To put salt in the wound, The Abominable Snowman (Bumble for short) didn’t appear in the film. This is a major travesty to remove my second favorite character besides Hermey! I have to Double Down this flaw alongside Hermey’s absence! Too bad he got replaced by Whoopi Goldberg, known for making loud farts on The View. Sorry Whoopi, I have no beef towards you. I’m kidding around.
Stormella’s motivation is absolutely ridiculous. She goes berserk over her ice garden. Why doesn’t she remember that she can use her ice powers to create a new garden? Elsa from Frozen made her own castle using her powers! HELLO!
Stormella’s henchmen smacks her behind in a happy mood. Here’s a reminder for you guys & gals, “THIS IS A KID’S MOVIE NOT FIFTY SHADES OF WHITE!”

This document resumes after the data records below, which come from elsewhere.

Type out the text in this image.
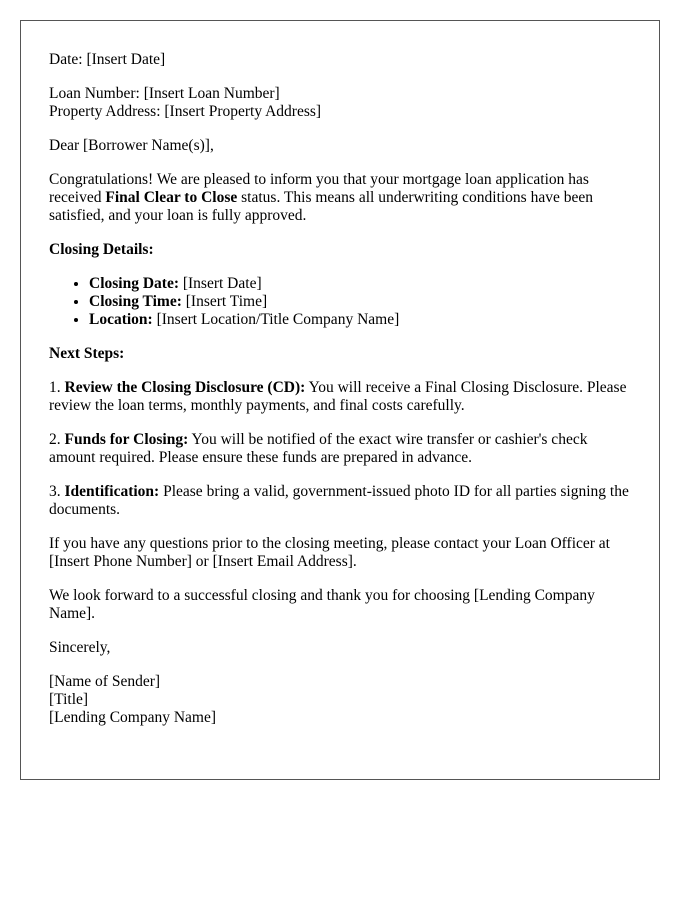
Date: [Insert Date]

Loan Number: [Insert Loan Number]
Property Address: [Insert Property Address]

Dear [Borrower Name(s)],

Congratulations! We are pleased to inform you that your mortgage loan application has received Final Clear to Close status. This means all underwriting conditions have been satisfied, and your loan is fully approved.

Closing Details:

• Closing Date: [Insert Date]
• Closing Time: [Insert Time]
• Location: [Insert Location/Title Company Name]

Next Steps:

1. Review the Closing Disclosure (CD): You will receive a Final Closing Disclosure. Please review the loan terms, monthly payments, and final costs carefully.

2. Funds for Closing: You will be notified of the exact wire transfer or cashier's check amount required. Please ensure these funds are prepared in advance.

3. Identification: Please bring a valid, government-issued photo ID for all parties signing the documents.

If you have any questions prior to the closing meeting, please contact your Loan Officer at [Insert Phone Number] or [Insert Email Address].

We look forward to a successful closing and thank you for choosing [Lending Company Name].

Sincerely,

[Name of Sender]
[Title]
[Lending Company Name]
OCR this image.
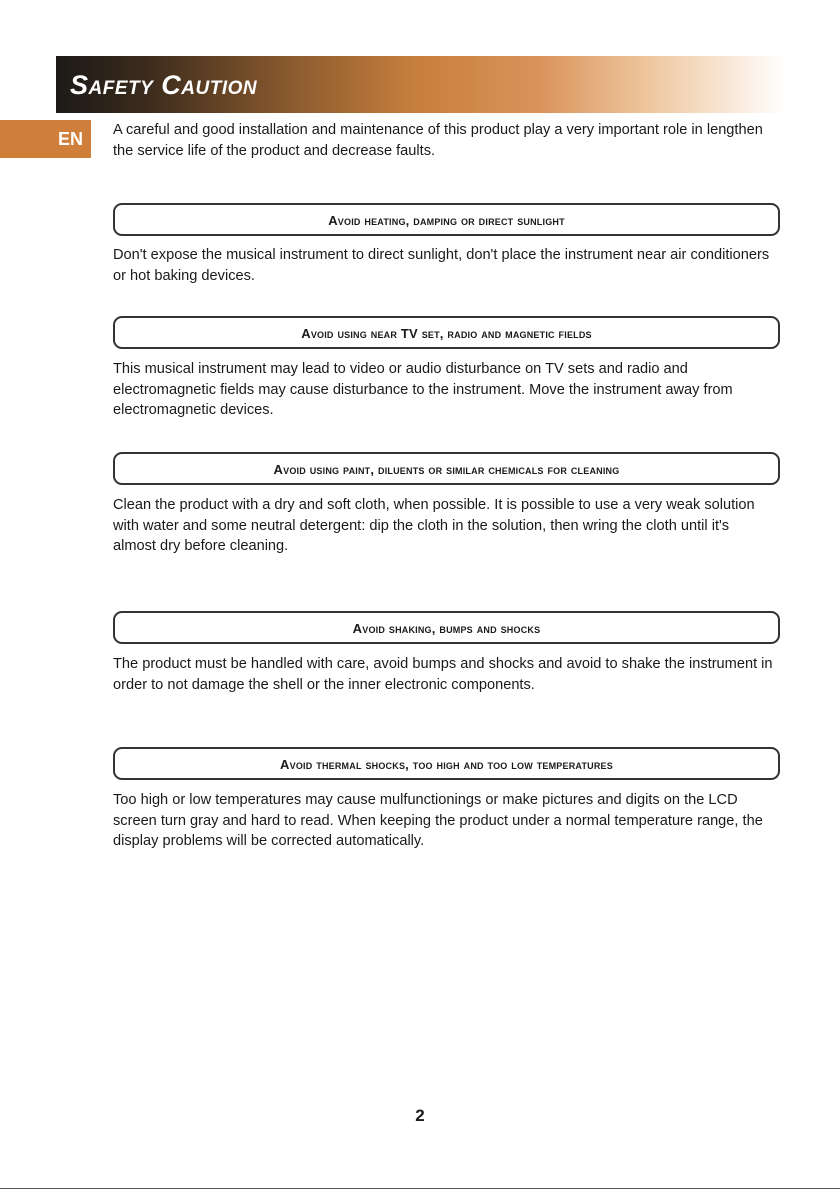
Safety Caution
EN	A careful and good installation and maintenance of this product play a very important role in lengthen the service life of the product and decrease faults.

Avoid heating, damping or direct sunlight

Don't expose the musical instrument to direct sunlight, don't place the instrument near air conditioners or hot baking devices.

Avoid using near TV set, radio and magnetic fields

This musical instrument may lead to video or audio disturbance on TV sets and radio and electromagnetic fields may cause disturbance to the instrument. Move the instrument away from electromagnetic devices.

Avoid using paint, diluents or similar chemicals for cleaning

Clean the product with a dry and soft cloth, when possible. It is possible to use a very weak solution with water and some neutral detergent: dip the cloth in the solution, then wring the cloth until it's almost dry before cleaning.

Avoid shaking, bumps and shocks

The product must be handled with care, avoid bumps and shocks and avoid to shake the instrument in order to not damage the shell or the inner electronic components.

Avoid thermal shocks, too high and too low temperatures

Too high or low temperatures may cause mulfunctionings or make pictures and digits on the LCD screen turn gray and hard to read. When keeping the product under a normal temperature range, the display problems will be corrected automatically.

2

As Rudolph leaves The North Pole. He sings like an adult. After a singing number is over, he loses his masculinity. I couldn’t even tell if he entered puberty or he has an unbalanced chemical equation based on his testosterone level.

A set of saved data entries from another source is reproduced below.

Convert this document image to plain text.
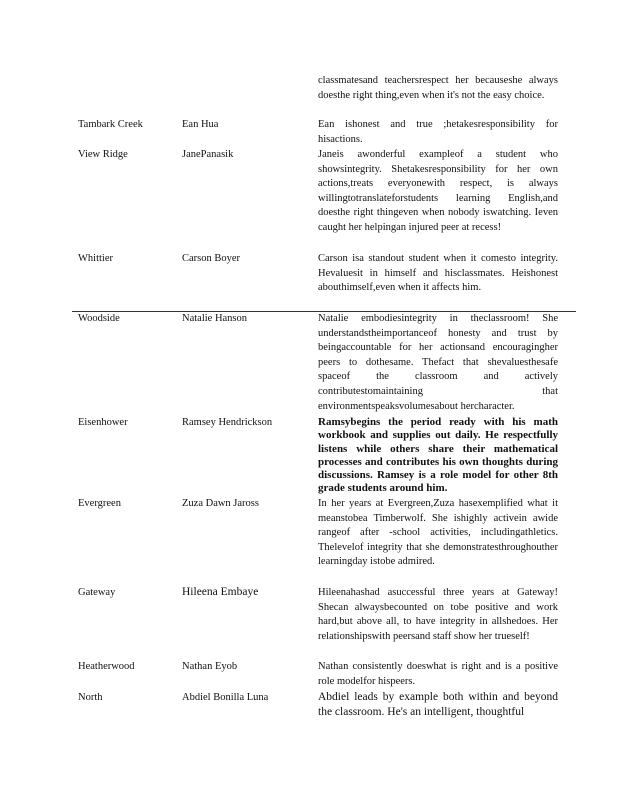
classmatesand teachersrespect her becauseshe always doesthe right thing,even when it's not the easy choice.
Tambark Creek	Ean Hua	Ean ishonest and true ;hetakesresponsibility for hisactions.
View Ridge	JanePanasik	Janeis awonderful exampleof a student who showsintegrity. Shetakesresponsibility for her own actions,treats everyonewith respect, is always willingtotranslateforstudents learning English,and doesthe right thingeven when nobody iswatching. Ieven caught her helpingan injured peer at recess!
Whittier	Carson Boyer	Carson isa standout student when it comesto integrity. Hevaluesit in himself and hisclassmates. Heishonest abouthimself,even when it affects him.
Woodside	Natalie Hanson	Natalie embodiesintegrity in theclassroom! She understandstheimportanceof honesty and trust by beingaccountable for her actionsand encouragingher peers to dothesame. Thefact that shevaluesthesafe spaceof the classroom and actively contributestomaintaining that environmentspeaksvolumesabout hercharacter.
Eisenhower	Ramsey Hendrickson	Ramsybegins the period ready with his math workbook and supplies out daily. He respectfully listens while others share their mathematical processes and contributes his own thoughts during discussions. Ramsey is a role model for other 8th grade students around him.
Evergreen	Zuza Dawn Jaross	In her years at Evergreen,Zuza hasexemplified what it meanstobea Timberwolf. She ishighly activein awide rangeof after -school activities, includingathletics. Thelevelof integrity that she demonstratesthroughouther learningday istobe admired.
Gateway	Hileena Embaye	Hileenahashad asuccessful three years at Gateway! Shecan alwaysbecounted on tobe positive and work hard,but above all, to have integrity in allshedoes. Her relationshipswith peersand staff show her trueself!
Heatherwood	Nathan Eyob	Nathan consistently doeswhat is right and is a positive role modelfor hispeers.
North	Abdiel Bonilla Luna	Abdiel leads by example both within and beyond the classroom. He's an intelligent, thoughtful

I know this is supposed to be an animated kids movie, but how is Rudolph capable of writing a note without a human hand?
Rudolph’s love interest Clarice, is renamed as Zoey. I guess the director or writer believed that the parents would snicker at Clarice’s name by mimicking Hannibal Lecter quotes. Clarice is a common name. If her name was renamed Martha, Batman would go bonkers yelling, “WHY DID YOU SAY THAT NAME?!”
A Plot Hole involving The Sprites (a group of fairies pre-dating The Winx Club) not telling Santa about Rudolph & Zoey whereabouts. They only taught Rudolph to use his red nose to find her. Why didn’t they inform Santa instead of teaching Rudolph to use your nose by believing in himself?
Sound Effects can be annoying at times. The original didn’t use em’ too much.
When Slyly The Fox is attempting to steal the key while Stormella is sleeping. He admits what he’s doing. Nobody does that when you’re about to steal a key to escape or rescue your comrades. The Cast from “Whose Line Is It Anyway” are able to improvise a plan than this nincompoop!
What happened to Slyly’s backup dancers? They only appeared in a musical number. Did they teleport offscreen like Nightcrawler from X-Men? Why didn’t they contribute by rescuing Zoey?
The Final Verdict: D, FOR DINGBAT!
The 1998 version of Rudolph The Red-Nosed Reindeer has a ton of problems. As an adult, I realize what’s wrong with this interpretation of a Christmas icon. If I were you, I’d skipped this in favor of the 1964 special. If not, pick my personal favorites like “Ed, Edd N Eddy’s Jingle Jingle Jangle,” “Shrek The Halls,” “The Madagascar Penguins In A Christmas Caper” & South Park’s three parter episode, “Black Friday.”